Source: Times of London
In a bid to support faltering banks, the German government yesterday guaranteed all consumer bank deposits. German officials also bailed out Hypo Real Estate Holding, a lender that nearly collapsed last week after the failure of a $48.2 billion aid plan. Still, German Chancellor Angela Merkel expressed confidence in the health of the overall banking system. “We won’t allow the distress of one financial institution to become the distress of the whole system,” she said. Also on Sunday, Italy’s UniCredit announced an emergency $4.1 billion capital increase after its stock took a beating last week from worried investors.

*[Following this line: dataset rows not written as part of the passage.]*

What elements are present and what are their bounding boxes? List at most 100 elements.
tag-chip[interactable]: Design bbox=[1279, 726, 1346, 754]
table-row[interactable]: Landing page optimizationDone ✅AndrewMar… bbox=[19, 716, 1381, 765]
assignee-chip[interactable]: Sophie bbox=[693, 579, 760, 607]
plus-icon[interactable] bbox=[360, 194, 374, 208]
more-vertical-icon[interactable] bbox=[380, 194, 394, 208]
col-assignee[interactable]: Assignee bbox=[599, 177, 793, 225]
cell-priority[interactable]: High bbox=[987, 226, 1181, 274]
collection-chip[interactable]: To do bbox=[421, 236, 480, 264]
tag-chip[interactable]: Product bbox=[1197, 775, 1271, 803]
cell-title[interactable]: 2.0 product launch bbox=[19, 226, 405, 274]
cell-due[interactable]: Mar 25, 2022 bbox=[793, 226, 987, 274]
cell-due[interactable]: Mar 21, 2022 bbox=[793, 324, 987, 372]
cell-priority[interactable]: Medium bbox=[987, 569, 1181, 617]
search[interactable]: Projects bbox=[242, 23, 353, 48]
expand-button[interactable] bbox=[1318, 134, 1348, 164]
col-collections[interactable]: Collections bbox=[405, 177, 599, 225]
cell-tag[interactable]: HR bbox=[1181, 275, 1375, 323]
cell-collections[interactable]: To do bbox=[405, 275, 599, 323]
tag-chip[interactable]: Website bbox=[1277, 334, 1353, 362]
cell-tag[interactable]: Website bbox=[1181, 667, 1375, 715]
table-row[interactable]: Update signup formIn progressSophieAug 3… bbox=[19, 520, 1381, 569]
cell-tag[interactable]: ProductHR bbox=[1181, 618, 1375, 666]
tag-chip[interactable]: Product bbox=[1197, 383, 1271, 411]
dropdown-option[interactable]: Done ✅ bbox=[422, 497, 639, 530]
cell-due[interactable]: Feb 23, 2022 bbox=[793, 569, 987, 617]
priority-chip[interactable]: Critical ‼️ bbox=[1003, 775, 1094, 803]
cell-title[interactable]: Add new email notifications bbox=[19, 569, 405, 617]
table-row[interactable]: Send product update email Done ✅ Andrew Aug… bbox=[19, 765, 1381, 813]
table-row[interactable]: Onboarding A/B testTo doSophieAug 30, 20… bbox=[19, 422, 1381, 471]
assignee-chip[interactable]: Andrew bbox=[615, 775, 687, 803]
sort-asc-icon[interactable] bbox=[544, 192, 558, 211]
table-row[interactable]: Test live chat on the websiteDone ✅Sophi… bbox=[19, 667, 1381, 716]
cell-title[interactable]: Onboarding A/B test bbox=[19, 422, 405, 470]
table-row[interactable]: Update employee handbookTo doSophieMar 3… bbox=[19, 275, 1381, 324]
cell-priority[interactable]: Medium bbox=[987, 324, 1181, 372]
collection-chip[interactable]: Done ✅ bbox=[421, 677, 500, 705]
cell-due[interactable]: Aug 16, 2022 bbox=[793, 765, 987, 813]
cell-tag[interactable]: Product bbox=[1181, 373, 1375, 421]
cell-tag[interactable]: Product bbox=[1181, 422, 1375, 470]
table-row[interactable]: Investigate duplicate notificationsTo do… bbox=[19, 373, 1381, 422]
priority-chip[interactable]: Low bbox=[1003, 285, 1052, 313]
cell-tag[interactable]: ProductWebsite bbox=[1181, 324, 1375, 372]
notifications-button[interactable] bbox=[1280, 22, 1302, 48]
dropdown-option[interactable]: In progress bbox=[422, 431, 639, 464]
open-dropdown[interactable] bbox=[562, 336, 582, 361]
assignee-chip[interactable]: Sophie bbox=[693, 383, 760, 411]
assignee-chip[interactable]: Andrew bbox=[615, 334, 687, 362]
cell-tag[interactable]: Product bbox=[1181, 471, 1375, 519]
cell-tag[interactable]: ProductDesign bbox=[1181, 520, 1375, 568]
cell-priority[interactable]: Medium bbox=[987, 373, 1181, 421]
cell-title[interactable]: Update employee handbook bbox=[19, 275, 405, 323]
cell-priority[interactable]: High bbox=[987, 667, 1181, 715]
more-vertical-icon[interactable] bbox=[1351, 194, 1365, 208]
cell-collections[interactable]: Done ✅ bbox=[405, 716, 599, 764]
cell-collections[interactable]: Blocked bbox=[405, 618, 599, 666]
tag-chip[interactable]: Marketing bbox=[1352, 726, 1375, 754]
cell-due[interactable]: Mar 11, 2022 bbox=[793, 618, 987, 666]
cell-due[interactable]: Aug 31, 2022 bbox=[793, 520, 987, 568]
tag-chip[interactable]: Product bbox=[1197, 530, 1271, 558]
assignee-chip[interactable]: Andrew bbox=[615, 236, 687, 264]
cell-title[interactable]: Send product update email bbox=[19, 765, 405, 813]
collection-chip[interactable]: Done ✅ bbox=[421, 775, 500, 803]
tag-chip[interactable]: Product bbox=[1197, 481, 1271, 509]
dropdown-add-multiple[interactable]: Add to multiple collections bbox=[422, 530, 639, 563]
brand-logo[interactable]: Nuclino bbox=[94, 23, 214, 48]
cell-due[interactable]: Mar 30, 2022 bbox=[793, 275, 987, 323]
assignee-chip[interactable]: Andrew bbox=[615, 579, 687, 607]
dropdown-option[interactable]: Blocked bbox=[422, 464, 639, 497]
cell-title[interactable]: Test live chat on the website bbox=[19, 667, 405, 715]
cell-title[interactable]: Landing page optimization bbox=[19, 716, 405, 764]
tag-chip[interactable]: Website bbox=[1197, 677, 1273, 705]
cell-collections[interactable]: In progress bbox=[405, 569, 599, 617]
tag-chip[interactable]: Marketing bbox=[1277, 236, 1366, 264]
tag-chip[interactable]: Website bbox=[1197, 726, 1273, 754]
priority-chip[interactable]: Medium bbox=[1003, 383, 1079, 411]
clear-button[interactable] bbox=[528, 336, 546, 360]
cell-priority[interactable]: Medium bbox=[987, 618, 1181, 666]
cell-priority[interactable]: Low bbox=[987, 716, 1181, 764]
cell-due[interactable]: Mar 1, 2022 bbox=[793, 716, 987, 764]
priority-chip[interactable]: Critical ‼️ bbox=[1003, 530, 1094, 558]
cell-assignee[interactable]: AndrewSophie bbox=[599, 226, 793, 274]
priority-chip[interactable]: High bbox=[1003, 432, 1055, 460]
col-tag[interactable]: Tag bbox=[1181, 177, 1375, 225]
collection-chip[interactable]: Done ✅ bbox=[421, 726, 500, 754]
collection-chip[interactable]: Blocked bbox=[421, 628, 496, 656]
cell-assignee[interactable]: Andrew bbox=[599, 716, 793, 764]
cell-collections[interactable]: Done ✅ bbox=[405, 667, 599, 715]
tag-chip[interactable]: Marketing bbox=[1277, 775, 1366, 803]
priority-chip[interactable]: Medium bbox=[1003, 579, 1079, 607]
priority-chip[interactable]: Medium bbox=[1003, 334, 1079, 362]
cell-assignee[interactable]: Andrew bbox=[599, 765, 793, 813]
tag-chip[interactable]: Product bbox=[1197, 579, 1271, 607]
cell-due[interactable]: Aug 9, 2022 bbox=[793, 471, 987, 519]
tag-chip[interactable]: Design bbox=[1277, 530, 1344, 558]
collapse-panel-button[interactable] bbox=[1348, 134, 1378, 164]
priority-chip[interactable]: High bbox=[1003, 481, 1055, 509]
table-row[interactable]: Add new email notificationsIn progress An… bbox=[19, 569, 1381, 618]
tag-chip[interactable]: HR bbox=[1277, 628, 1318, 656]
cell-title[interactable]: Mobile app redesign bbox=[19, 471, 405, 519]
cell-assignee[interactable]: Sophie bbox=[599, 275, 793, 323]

Source: Wall Street Journal
Asian and European stocks fell sharply on Monday following the bailouts of Hypo Real Estate and Fortis. Financial stocks took the biggest hit, with UBS down 8.6% and Mitsubishi UFJ down 9.9%. Benchmark indices fell 5% in Japan, 4.8% in China and 4.4% in South Korea. Worries of a worsening global downturn put pressure on commodities prices, with London-traded BHP Billiton, the world’s largest mining company, down 9.9%.
Source: Bloomberg
The boards of both ImClone Systems and Eli Lilly and Co. have approved a $6.1 billion bid for ImClone, according to sources familiar with the situation. By valuing ImClone at $70 a share, Eli Lilly tops a rival bid from Bristol-Myers Squibb that had valued the maker of cancer drug Erbitux at $62 a share.
Source: Reuters
To settle lawsuits brought by states alleging it engaged in predatory pricing, Countrywide Financial has agreed to $8.4 billion in direct loan relief for an estimated 400,000 homeowners. Countrywide, now owned by Bank of America, has also agreed to set aside certain fees and help people facing foreclosure in the largest-ever program to modify home loans.
Source: New York Times
Reader Bill in Colorado writes: “XCEL Energy in Colorado issued a mailer touting the importance of conservation. Since when should users pay more so that the utility can waste big bucks on more PR?”